In professional matches, referees make the final decision on scoring issues. However, most leagues across the world don’t have officials supervising matches, so the players have to measure the stones themselves.
Tally up your points after all ends are completed.
Scorekeeping in curling is similar to writing out a baseball scorecard. After each end, determine which stones are closest to the center. Then, record the number of points scored. At the end of the game, add up all the points. The team with the most total points wins the match.
If you have a scorekeeper, they can maintain a scoreboard updated after each end concludes.
Throw the stone by gliding it towards the house.
During your turn, crouch down by the stone at the starting block. Push the stone forward to generate momentum, then let it go towards the target. The goal is to get it in the house, usually as close to the button as possible.
The speed, force, and direction of a throw are all important. While success is not entirely dependent on the throw, your stone isn’t likely to get near the button without a good throw.
Sweep the stone to help it along the ice.
You may have seen curling players use brooms to sweep the ice ahead of the stone. The players who didn’t throw the stone all do this to guide the stone towards the house. The amount of sweeping can change the stone’s speed or direction.
The ice of a curling sheet is rougher than it looks. If a stone is moving left on its own, for example, it will hit the rough patches and spin further towards the left.
Sweeping melts the ice, allowing the stone to move across it more smoothly. To keep the stone moving fast and straight, sweep the ice directly in front of it.
Perform a guard shot to block the opposing team.
Guard shots land in front of the house but within the curling scoring area. This kind of shot is easy to remember, as the stones guard the house so opponents can’t sneak in. It’s a very useful kind of shot for protecting your stones in the house.
For example, you throw a guard in front of the outer blue ring. If your opponent hits it, they may knock the stone into the house. They need to either knock the stone away or go around it.
Areas with lots of guards can create headaches for the opposing team. Getting stones to the house involves working around guards and understanding how they will move when hit by an incoming stone.
Make a draw shot to get a stone into the house.
Draw shots are designed to get stones around guards. While they can be straight shots, many involve curling the stone with great precision. To curl a draw shot, turn the stone’s handle right before you let go of it. Then, let the sweepers guide the stone around the guard and back towards where you want it to end up.
These are some of the most strategic shots you can choose and some of the hardest to implement. They become more integral as stones begin filling the playing area during each end.
For instance, if you have a guard in front of the house, aim your stone to the right of it.

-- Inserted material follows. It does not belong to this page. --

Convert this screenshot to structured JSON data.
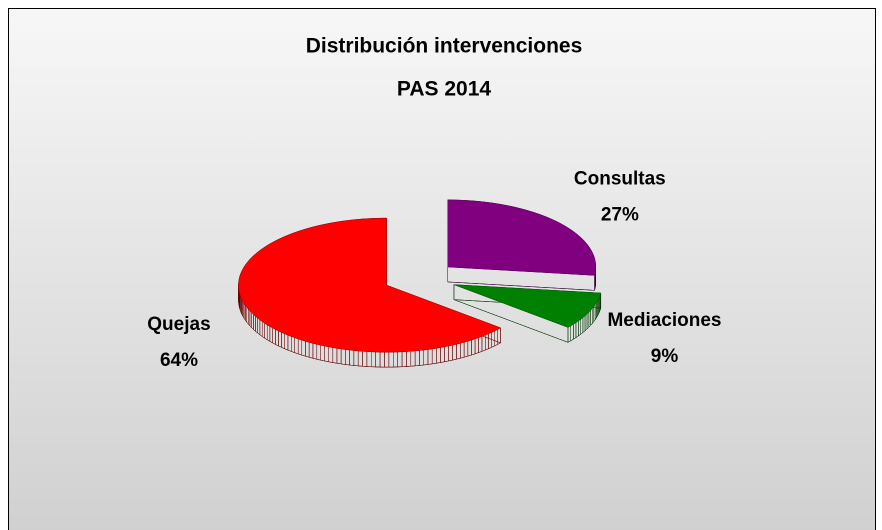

Turn the handle counterclockwise to spin the stone back towards the house.
Use a takeout shot to remove guards from the playing area.
Takeout shots are thrown with such force that they knock the opposing team’s stones out of play. Stones thrown for speed and power are often takeouts. Takeout shots have to be performed carefully, or else you can knock your own stones out of the house.
For example, if your opponent has a guard in the button, you can knock it away with a takeout shot. Throw your stone with the right amount of power to bump your opponent’s stone while stopping yours in the house.
Be careful when knocking out stones. You can easily knock your opponent’s stone into the scoring area. You can also knock in your own guard stones or take your stones out of play.